Muhtemelen “medeni cesaret” dendiği zaman çoğunuzun aklında iki farklı tip oluşmuştur:
Özgüveni yüksek, sosyal, becerikli, havalı ve başarılı bir kişi; kendini
beğenmiş, aslında çevrenin “ezik” bulduğu ve arkasından “özgüven patlaması
yaşıyor herhâlde” dedirten bir kişi…
Bu durumda “özgüven” ve
“medeni cesaret” denilen kavramlar insanlar için faydalı mı yoksa zararlı mı,
diye düşünüyor insan… Bana kalırsa özgüvenli olmak tabii ki iyi, yararlı ve
havalı bir şey. Ancak insanın kendisini bilmesi, tanıması da gerekli. Kendimize
karşı dürüst olmalı ve eksiklerimizin üstüne gitmeliyiz. Eğer o eksikleri
gideremiyorsak da eksik olduğumuz yönümüzü ön plana çıkarmak yerine başarılı
olduğumuz konuları öne sürmeliyiz.
Hepimiz çevremizde pek
çok “özgüven patlaması yaşayan kişi vakası” ile karşılaşıyordur. En basit
özgüven patlaması vakası: Üzerine yakışmayan kıyafetleri sırf “moda” diye giyip
gezmek… Son zamanlarda maalesef “aşırı kısa bluzlar ve atletler” giyme modası
var. Beni sakın yanlış anlamayın. Ben bu modaya karşı değilim. Hatta
beğeniyorum ancak bu tarz kıyafetler genç yaşta olan zayıf kızlara yakışıyor.

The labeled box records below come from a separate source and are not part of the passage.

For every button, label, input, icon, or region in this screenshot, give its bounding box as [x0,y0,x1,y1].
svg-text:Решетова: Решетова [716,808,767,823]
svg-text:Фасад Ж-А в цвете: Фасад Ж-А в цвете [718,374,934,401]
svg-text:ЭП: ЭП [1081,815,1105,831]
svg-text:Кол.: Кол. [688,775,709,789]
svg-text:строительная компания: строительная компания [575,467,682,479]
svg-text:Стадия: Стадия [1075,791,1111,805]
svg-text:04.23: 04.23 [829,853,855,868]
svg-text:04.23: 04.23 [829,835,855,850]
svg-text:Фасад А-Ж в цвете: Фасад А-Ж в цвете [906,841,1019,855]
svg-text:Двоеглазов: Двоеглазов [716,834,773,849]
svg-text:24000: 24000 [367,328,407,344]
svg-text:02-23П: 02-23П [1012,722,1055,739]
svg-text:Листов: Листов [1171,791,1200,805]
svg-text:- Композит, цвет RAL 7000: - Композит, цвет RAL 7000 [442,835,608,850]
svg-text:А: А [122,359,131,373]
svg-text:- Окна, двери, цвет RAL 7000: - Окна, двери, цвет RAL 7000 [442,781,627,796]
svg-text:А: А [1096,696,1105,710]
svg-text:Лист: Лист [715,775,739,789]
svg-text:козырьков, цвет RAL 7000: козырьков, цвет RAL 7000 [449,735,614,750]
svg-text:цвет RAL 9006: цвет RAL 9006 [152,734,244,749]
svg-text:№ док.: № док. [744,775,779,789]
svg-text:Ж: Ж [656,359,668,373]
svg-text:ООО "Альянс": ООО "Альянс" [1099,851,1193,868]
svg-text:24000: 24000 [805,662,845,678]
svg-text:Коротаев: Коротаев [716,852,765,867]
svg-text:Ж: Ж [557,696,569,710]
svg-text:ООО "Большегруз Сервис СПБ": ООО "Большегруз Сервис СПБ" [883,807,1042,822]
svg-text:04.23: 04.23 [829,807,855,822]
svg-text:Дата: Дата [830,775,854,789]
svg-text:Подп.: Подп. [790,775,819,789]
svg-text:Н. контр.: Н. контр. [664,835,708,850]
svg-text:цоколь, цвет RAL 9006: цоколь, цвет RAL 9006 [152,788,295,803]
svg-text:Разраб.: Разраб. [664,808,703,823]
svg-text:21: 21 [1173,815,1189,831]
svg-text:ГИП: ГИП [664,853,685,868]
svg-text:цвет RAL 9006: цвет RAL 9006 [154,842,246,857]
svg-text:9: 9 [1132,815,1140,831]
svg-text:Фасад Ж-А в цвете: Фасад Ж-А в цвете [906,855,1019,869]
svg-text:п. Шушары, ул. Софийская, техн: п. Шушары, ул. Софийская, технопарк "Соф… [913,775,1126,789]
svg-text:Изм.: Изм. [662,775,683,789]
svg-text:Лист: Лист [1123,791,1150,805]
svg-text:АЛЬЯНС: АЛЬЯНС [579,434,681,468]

Sokakta gezerken orta yaşlarda olan göbekli kadınların “Barbie pembesi kısa
atlet ile gezmeleri” çok tuhafıma gidiyor. Mesela bu örnekte “medeni cesaretin”
ve “aşırı özgüvenin” zararlı olduğunu görüyoruz.
Özgüvenin tabii ki
faydalı olduğu anlar da vardır. Örneğin bir resim çizersiniz, kitap yazarsınız,
teknoloji alanında bir proje yürütmek istersiniz… Ortaya çıkardığınız ürünü
özgüvenli bir şekilde çevrenize ve size bu konuda yardımcı olabilecek kişilere
sunmalısınız. Bazen olumlu yorumların yanı sıra olumsuz yorumlar da
alabilirsiniz. Duyduğunuz ilk olumsuz yorum sizi o işten soğutmamalı. Farklı
bakış açılarına sahip olabilecek insanlara da danışıp sonuca o zaman
ulaşmalısınız. Eğer büyük bir çoğunluk aynı eleştiride bulunmuşsa o noktayı geliştirebilirsiniz.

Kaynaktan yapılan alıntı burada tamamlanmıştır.